Robo-advisors design investment portfolios tailored uniquely for you. They take into account your goals, your risk appetite, and what you’re comfortable with.

Convenient Accessibility:

With robo-advisors, your investments are at your fingertips. You can check on your investments whenever and wherever just by going online. It’s like having a 24/7 investment advisor right in your pocket!

Tax Efficiency:

Taxes can significantly affect investment returns. This holds particularly true for capital gains, especially short-term gains, which are taxed at standard income tax rates. Robo-advisors are designed to minimise the impact of capital gains taxes due to their full automation.

Transparent Insights:

Robo-advisors don’t keep secrets. They provide clear visibility into investment opportunities, portfolio performance, and associated fees.

Cons of robo advisors

Absence of Human Engagement:

When you’re investing your hard-earned money, you naturally prefer discussing it with a person who understands your situation and the emotions you may go through in the process.  That personal and empathetic touch of human advisors is missing in robo-advisory services.

Bugs and Glitches:

Technology isn’t flawless.
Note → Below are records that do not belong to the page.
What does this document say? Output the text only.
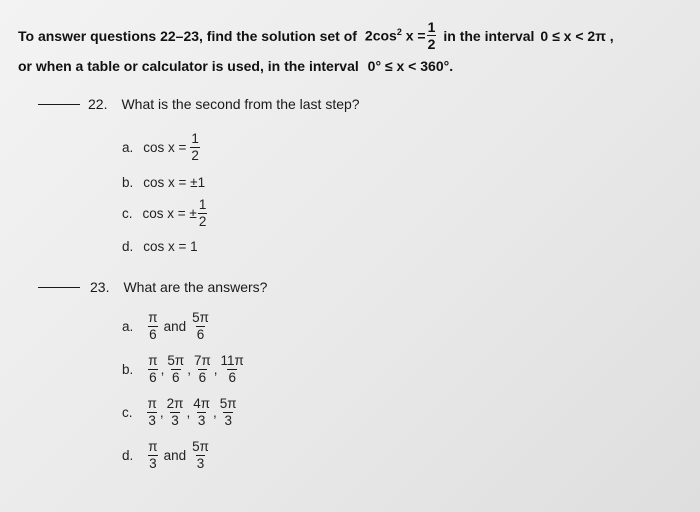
To answer questions 22–23, find the solution set of $2\cos^2$ $x = \frac{1}{2}$ in the interval 0 ≤ x < 2π ,
or when a table or calculator is used, in the interval 0° ≤ x < 360°.
22. What is the second from the last step?
a. $\cos x = \frac{1}{2}$
b. cos x = ±1
c. cos x = ± $\frac{1}{2}$
d. cos x = 1
23. What are the answers?
a. $\frac{\pi}{6}$ and $\frac{5\pi}{6}$
b. $\frac{\pi}{6}$ , $\frac{5\pi}{6}$ , $\frac{7\pi}{6}$ , $\frac{11\pi}{6}$
c. $\frac{\pi}{3}$ , $\frac{2\pi}{3}$ , $\frac{4\pi}{3}$ , $\frac{5\pi}{3}$
d. $\frac{\pi}{3}$ and $\frac{5\pi}{3}$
Just like any tech-driven service, robo-advisors can face technical glitches that disrupt the investment experience.

Limited Scope for Adaptation

Robo-advisors follow algorithms, and they might not be the best at dealing with complicated financial situations that need a bit of creative thinking. Hence, they are not ideal for every scenario.

Limited Options for Investment:

Robo-advisors may not offer the diverse range of investment options that traditional advisors do.

Conclusion

In the evolving landscape of financial management, robo advisor offers an exciting blend of accessibility, cost-effectiveness, and customisation. However, their rise is not without challenges, such as the absence of the human touch and the potential for technical glitches.

As India’s financial market continues to embrace these digital financial advisors, individuals should carefully weigh the pros and cons to determine if robo investing aligns with their unique needs and preferences. Whether you opt for human expertise or algorithm-driven guidance, what matters is making informed decisions for a stable financial future.